Positive tilted upper trough over the W-CNTRL Mediterranean keeps its tilt despite a gradual increase in jet dynamics along its SE quadrant. Intensification of the wind field at mid/upper-levels along the SE quadrant gradually works its way northeastwards, approaching the Ionian Sea after 00Z. As a consequence of the tilt, WAA in terms of a nice EML tongue builds northeastwards, causing lapse rates between 2-4km to increase constantly during the forecast. Latest MC SST image has a belt of 20°C SST along the coastal areas of W-Greece, increasing to well above 20°C towards the south/southwest. Thermal ridge at 850hPa holds steady until 18Z, before weakening quite rapidly, so area of strongest instability release should first concentrate on the mid-levels until 18Z and thereafter should also increase at lowest 3km. At the surface, broad cyclonic vortex, centered over Sardinia/Corsica during the midday hours, sliding southwards betimes, has no real fluctuation in strength, so cold front over Sicily is forecast to spread eastwards quite leisurely, becoming more diffuse somewhere over the central Ionian Sea during the night hours. Nevertheless, this front will be the focus for main initiation. Ahead of this boundary, maximized BL moisture advection beneath steepening lapse rates results in the built up of MLCAPE values in excess of 1-2kJ/kg and this tongue of maximized instability also builds northwards betimes,reaching the S Adriatic Sea during the night hours.
Speed shear will be the main issue as jet streaks not yet emerge out of the base of the upper trough with 0-6km bulk shear oscillating between 10 and 20m/s. However, degree of instability release should offset this negative effect and rapid thunderstorm organisation is expected. Veering with height is pronounced with SRH values up to 300 m^2/s^2 at lowest 3km. Combination of strong directional shear, good instability release at favorable hail growth zone and magnitude of CAPE all favor the risk of large hail and even isolated extreme events will be possible. Best instability stays offshore so this will be of special interest for the coastal areas of W-Greece. The highest tornado risk should evolve during the evening and night onwards, as LL cap weakens, LL lapse rates and in accord the 0-3km CAPE increase. Thunderstorms then also develop over the S/SE Ionian Sea and overall thunderstorm coverage will increase.
Will not go with a level-2 despite the significant hail risk as best environment for large hail could remain capped until the evening hours. However this will be a high-end level -1 due to the combination of an increasing tornado risk and large hail threat.

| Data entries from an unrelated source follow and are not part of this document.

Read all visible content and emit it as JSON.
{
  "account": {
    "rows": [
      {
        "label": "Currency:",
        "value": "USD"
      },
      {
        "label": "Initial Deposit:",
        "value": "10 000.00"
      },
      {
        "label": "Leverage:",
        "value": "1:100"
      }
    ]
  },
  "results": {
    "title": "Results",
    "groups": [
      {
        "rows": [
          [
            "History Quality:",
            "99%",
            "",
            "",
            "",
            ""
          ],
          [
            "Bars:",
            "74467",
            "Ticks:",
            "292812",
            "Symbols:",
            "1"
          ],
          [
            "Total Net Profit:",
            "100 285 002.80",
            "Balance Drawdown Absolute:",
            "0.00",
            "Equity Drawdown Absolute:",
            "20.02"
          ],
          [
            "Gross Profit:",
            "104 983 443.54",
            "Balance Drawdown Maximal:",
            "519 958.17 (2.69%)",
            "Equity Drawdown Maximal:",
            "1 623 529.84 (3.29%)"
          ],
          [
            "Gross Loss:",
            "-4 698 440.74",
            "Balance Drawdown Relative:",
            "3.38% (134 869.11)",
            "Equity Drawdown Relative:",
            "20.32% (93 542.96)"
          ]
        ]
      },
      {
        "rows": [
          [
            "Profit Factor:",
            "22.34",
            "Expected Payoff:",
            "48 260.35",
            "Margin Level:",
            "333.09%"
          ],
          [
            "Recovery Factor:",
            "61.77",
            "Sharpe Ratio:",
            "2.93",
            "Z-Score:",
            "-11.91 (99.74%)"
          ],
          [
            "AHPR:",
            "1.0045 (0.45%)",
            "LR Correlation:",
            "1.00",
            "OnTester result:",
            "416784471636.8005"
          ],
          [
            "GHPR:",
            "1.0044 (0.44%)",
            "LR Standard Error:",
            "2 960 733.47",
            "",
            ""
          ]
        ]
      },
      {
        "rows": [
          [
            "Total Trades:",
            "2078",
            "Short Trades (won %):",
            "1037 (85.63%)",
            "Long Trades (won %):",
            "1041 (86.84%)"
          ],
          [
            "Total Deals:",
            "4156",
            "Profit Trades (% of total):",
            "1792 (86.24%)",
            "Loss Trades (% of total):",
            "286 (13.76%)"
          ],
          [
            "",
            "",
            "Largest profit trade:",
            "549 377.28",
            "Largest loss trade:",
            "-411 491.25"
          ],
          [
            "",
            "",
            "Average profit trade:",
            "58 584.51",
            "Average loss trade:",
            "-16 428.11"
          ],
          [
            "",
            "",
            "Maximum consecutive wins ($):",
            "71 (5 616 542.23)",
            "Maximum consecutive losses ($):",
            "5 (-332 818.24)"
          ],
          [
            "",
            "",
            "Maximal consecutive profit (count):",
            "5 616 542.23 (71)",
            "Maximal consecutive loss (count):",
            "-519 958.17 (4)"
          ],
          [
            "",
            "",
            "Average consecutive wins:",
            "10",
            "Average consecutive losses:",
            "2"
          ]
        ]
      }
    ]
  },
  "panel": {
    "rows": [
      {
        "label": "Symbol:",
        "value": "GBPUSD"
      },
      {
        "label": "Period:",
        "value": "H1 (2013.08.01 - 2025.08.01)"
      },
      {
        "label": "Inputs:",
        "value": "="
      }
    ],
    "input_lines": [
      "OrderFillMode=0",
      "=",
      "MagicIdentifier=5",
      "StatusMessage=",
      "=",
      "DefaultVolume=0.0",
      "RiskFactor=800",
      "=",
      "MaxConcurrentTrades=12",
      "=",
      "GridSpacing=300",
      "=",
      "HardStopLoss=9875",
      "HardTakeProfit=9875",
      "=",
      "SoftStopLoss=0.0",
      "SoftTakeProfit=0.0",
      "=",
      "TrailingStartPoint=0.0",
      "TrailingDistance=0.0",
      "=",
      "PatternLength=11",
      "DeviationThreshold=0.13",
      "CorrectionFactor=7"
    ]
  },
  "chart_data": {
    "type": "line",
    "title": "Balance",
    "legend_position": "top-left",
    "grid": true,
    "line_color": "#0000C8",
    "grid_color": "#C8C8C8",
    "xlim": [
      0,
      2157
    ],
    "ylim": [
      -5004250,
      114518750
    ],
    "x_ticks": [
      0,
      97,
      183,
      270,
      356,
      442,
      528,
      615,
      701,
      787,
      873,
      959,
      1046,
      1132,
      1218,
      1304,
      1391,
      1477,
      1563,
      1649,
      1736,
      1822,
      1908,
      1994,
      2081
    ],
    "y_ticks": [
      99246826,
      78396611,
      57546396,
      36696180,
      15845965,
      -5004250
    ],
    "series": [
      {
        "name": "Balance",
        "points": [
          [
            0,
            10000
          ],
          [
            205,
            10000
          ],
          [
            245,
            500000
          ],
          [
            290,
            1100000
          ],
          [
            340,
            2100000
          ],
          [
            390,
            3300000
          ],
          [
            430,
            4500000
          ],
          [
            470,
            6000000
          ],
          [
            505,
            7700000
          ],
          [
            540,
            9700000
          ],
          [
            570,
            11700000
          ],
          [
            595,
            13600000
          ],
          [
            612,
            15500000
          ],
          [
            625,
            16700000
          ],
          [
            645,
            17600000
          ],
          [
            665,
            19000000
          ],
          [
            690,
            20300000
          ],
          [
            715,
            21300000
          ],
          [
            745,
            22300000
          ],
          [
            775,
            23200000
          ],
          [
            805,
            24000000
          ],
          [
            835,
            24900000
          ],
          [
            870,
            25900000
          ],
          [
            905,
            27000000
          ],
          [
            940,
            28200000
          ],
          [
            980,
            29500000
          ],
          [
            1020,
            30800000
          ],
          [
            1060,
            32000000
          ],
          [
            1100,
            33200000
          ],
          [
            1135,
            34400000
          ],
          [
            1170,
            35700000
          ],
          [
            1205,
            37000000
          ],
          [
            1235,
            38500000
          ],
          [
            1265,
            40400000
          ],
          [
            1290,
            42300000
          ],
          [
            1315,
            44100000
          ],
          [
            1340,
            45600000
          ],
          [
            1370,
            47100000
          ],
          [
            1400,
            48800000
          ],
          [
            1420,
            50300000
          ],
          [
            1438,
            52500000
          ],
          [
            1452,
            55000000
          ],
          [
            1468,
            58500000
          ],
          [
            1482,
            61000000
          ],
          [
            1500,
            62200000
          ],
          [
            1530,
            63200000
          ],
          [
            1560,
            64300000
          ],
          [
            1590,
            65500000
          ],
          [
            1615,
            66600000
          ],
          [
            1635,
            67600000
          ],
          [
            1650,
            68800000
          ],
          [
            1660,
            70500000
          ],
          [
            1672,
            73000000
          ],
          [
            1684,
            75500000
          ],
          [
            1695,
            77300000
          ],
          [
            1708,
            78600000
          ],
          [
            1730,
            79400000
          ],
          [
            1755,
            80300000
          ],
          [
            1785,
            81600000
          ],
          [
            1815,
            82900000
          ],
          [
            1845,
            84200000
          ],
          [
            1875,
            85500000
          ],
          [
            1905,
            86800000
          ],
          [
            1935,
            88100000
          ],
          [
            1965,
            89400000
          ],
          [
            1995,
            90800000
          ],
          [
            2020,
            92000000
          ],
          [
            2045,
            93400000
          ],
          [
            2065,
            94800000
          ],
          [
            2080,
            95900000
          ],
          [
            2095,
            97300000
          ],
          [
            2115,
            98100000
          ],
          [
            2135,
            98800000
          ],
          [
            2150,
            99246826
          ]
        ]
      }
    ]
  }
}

Another uncertainty will be storm mode as slow moving surface front and numerous vort maxima, crossing this boundary during the day, should support a prolonged period of initiation and in combination with only modest DLS, fast storm clustering is not unlikely. An update may become necessary later-on.
... W-CNTRL Mediterranean ...
Continuous re-circulating of well mixed BL air in surface vortex beneath very cold mid-level air results in an extensive area of modest SBCAPE release. Shear remains weak, but LL CAPE release augmented. In addition, during the past 2 days, thunderstorms evolved along persistent and extensive convergence zones, which could serve as foci for enhanced waterspout risk if they set-up again.
After 00Z, surface pressure decreases north of the Algerian coast, also reflected in a maximized cyclonical curved pressure field. Influx of moist air from Sardinia/Corsica enhances instability with an augmented risk of showers/thunderstorms. There will be a tornado risk over a concentrated area along the NE-Coast of Algeria as friction results in an increasing ageostrophic wind component and augmented LL shear. Will not yet issue a level area as instability decreases rapidly inland and plume of most robust instability will come onshore just around 06Z onwards and hence out of the valid time frame.